Sono gli anni de «L’Approdo», «settimanale di lettere e arti», trasmissione radiofonica, rivista cartacea e infine programma televisivo, di cui Piccioni fu nel 1945 ideatore con Adriano Seroni. Nel comitato direttivo di «L’Approdo» ritroviamo, fra gli altri, Longhi e Ungaretti, deus ex machina, quest’ultimo, dell’attuale mostra, curata da Micol Forti, responsabile della Collezione d’Arte Moderna e Contemporanea dei Musei Vaticani (e dall’1 dicembre direttrice del Mart di Rovereto, Ndr). Attraverso 39 opere tra dipinti, scultura e grafica, il visitatore s’inoltra tra incontri e «affinità elettive» il cui motore tutt’altro che immobile è il grande poeta innamorato dell’arte visiva. Sotto la sua guida Piccioni completa gli studi alla Sapienza a Roma, diventandone assistente. Va detto che Ungaretti non dovette faticare per introdurre il giovane, da sempre appassionato d’arte e musica, alle opere di alcuni suoi prediletti. Nasce così la collezione Piccioni, parte della quale è stata donata dai figli Gloria e Giovanni ai Musei del Papa.

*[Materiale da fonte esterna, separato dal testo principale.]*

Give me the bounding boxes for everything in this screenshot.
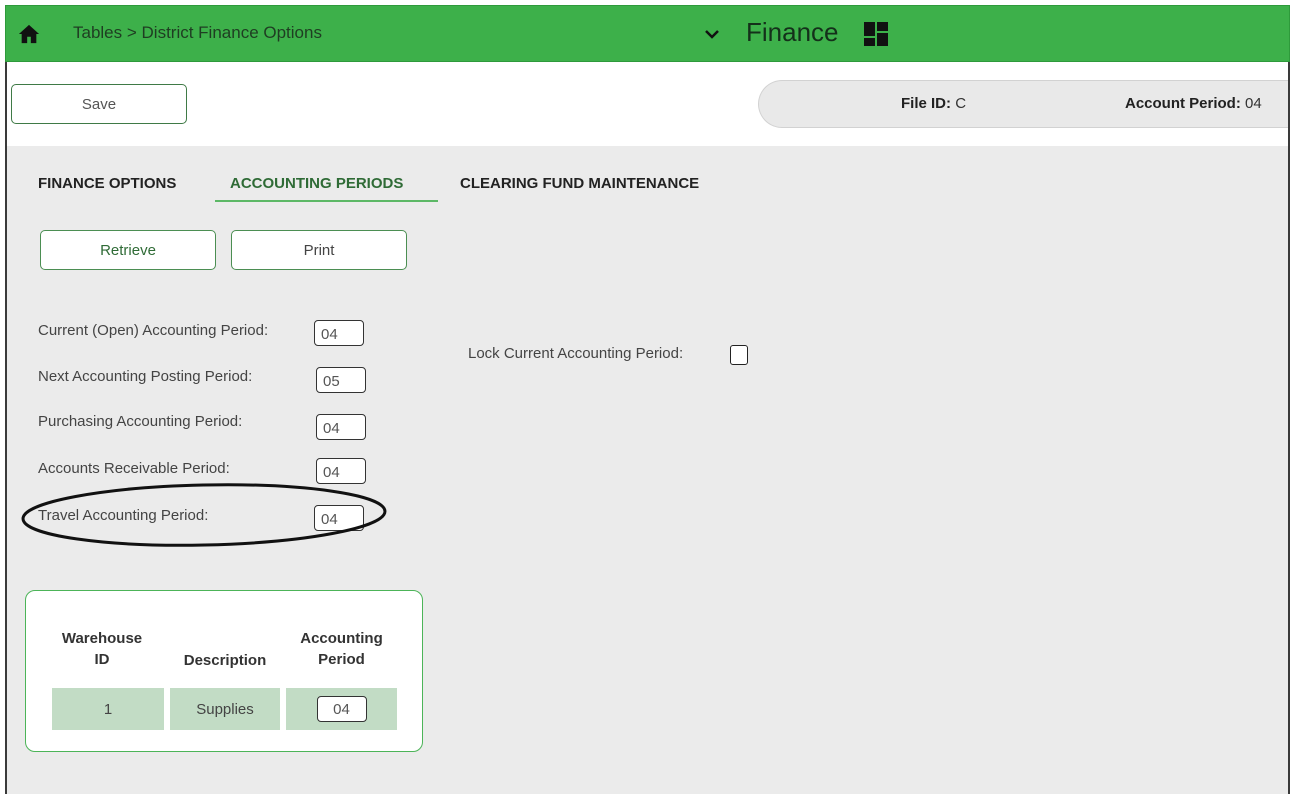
file-info-bar: File ID: C Account Period: 04 <box>758 80 1288 128</box>
tab-accounting-periods[interactable]: ACCOUNTING PERIODS <box>230 175 403 192</box>
warehouse-id-header-line2: ID <box>94 651 110 668</box>
retrieve-button[interactable]: Retrieve <box>40 230 216 270</box>
warehouse-id-header-line1: Warehouse <box>61 630 143 647</box>
lock-period-checkbox[interactable] <box>730 345 748 365</box>
accounting-period-cell: 04 <box>286 688 397 730</box>
file-id-value: C <box>955 95 967 112</box>
account-period-value: 04 <box>1245 95 1262 112</box>
purchasing-period-label: Purchasing Accounting Period: <box>38 413 243 430</box>
tab-clearing-fund-maintenance[interactable]: CLEARING FUND MAINTENANCE <box>460 175 699 192</box>
accounting-period-header-line2: Period <box>318 651 365 668</box>
receivable-period-input[interactable]: 04 <box>316 458 366 484</box>
chevron-down-icon[interactable] <box>704 27 720 41</box>
grid-icon[interactable] <box>864 22 888 46</box>
breadcrumb[interactable]: Tables > District Finance Options <box>73 23 322 43</box>
active-tab-indicator <box>215 200 438 202</box>
save-button[interactable]: Save <box>11 84 187 124</box>
description-cell: Supplies <box>170 688 280 730</box>
next-period-label: Next Accounting Posting Period: <box>38 368 253 385</box>
home-icon[interactable] <box>18 23 40 45</box>
next-period-input[interactable]: 05 <box>316 367 366 393</box>
module-title[interactable]: Finance <box>746 17 839 48</box>
account-period-info: Account Period: 04 <box>1125 95 1262 112</box>
current-period-input[interactable]: 04 <box>314 320 364 346</box>
warehouse-id-cell: 1 <box>52 688 164 730</box>
warehouse-id-header: Warehouse ID <box>52 628 152 670</box>
highlight-ellipse <box>21 483 387 547</box>
accounting-period-header: Accounting Period <box>286 628 397 670</box>
description-header: Description <box>183 652 267 669</box>
tab-finance-options[interactable]: FINANCE OPTIONS <box>38 175 176 192</box>
app-header: Tables > District Finance Options Financ… <box>5 5 1290 62</box>
lock-period-label: Lock Current Accounting Period: <box>468 345 684 362</box>
print-button[interactable]: Print <box>231 230 407 270</box>
accounting-period-header-line1: Accounting <box>300 630 383 647</box>
file-id-info: File ID: C <box>901 95 966 112</box>
receivable-period-label: Accounts Receivable Period: <box>38 460 230 477</box>
current-period-label: Current (Open) Accounting Period: <box>38 322 269 339</box>
account-period-label: Account Period: <box>1125 95 1241 112</box>
warehouse-period-input[interactable]: 04 <box>316 696 367 722</box>
file-id-label: File ID: <box>901 95 952 112</box>
purchasing-period-input[interactable]: 04 <box>316 414 366 440</box>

È il caso di una delle opere chiave della mostra, la «Marina dell’Approdo» (1952) di Carlo Carrà, il dipinto che appare nella prima sigla della citata trasmissione televisiva. Sono poi le poesie di «Unga’» a portare tra le mani di Piccioni una tempera di Jean Fautrier contenuta in un’edizione limitata de Il taccuino del vecchio e altri scritti, esposto nell’ultima sezione della mostra: la «dedica» contiene dettagliate istruzioni tecniche fornite dal poeta in merito all’estrazione dal supporto di spedizione di una tempera del pittore francese di cui è esposta la calcografia elaborata a lavis «Projections» (1962). A proposito di grafica, l’incontro tra Alberto Burri e lo stampatore Valter Rossi è qui rappresentato da sei «Combustioni», nere stigmate non prive, ai loro bordi, di autentiche ustioni impresse sulla carta che le accoglie. Irrefrenabile anche nella sua capacità di spaziare su più linguaggi, Piccioni, cattolico e liberale, era un estimatore del comunista Renato Guttuso, un cui «Omaggio a Morandi» è esposto accanto a tre opere del pittore bolognese

Apprezzava Giuseppe Capogrossi, ed è suggestivo confrontare l’articolata iterazione del suo segno in una straordinaria «Composizione» del 1952 con la seriale, modulare disposizione delle 24 ninfee di carta, origami di Mario Ceroli contenuto nella «valigia» o «boîte magique» concepita nel 1970. Informale d’ispirazione naturalista (Ennio Morlotti) o polimaterica («Lo sbalzo» di Afro); Espressionismo e Realismo (ecco un disegno di George Grosz degli anni Venti, «Il maniscalco» di Filippo de Pisis, una gouache di Graham Sutherland e una natura morta di Gregorio Sciltian);  l’ambiente artistico di Forte dei Marmi (qui rappresentato da Maccari, Rosai e Marcucci), meta di villeggiatura di Piccioni, formano il racconto di una passione che non poteva, negli anni Sessanta, resistere al fascino della Scuola di Piazza del Popolo. Il ritratto della figlia Gloria tracciato in argento da Giosetta Fioroni è ora esposto accanto a due dipinti di Mario Schifano, il pittore affascinato dai grandi poeti come Sandro Penna e, appunto, Ungaretti (cui dedica una serie di elaborazioni fotografiche esposte nella sala conclusiva). A unire il «puma» e il poeta erano anche i comuni natali nordafricani. 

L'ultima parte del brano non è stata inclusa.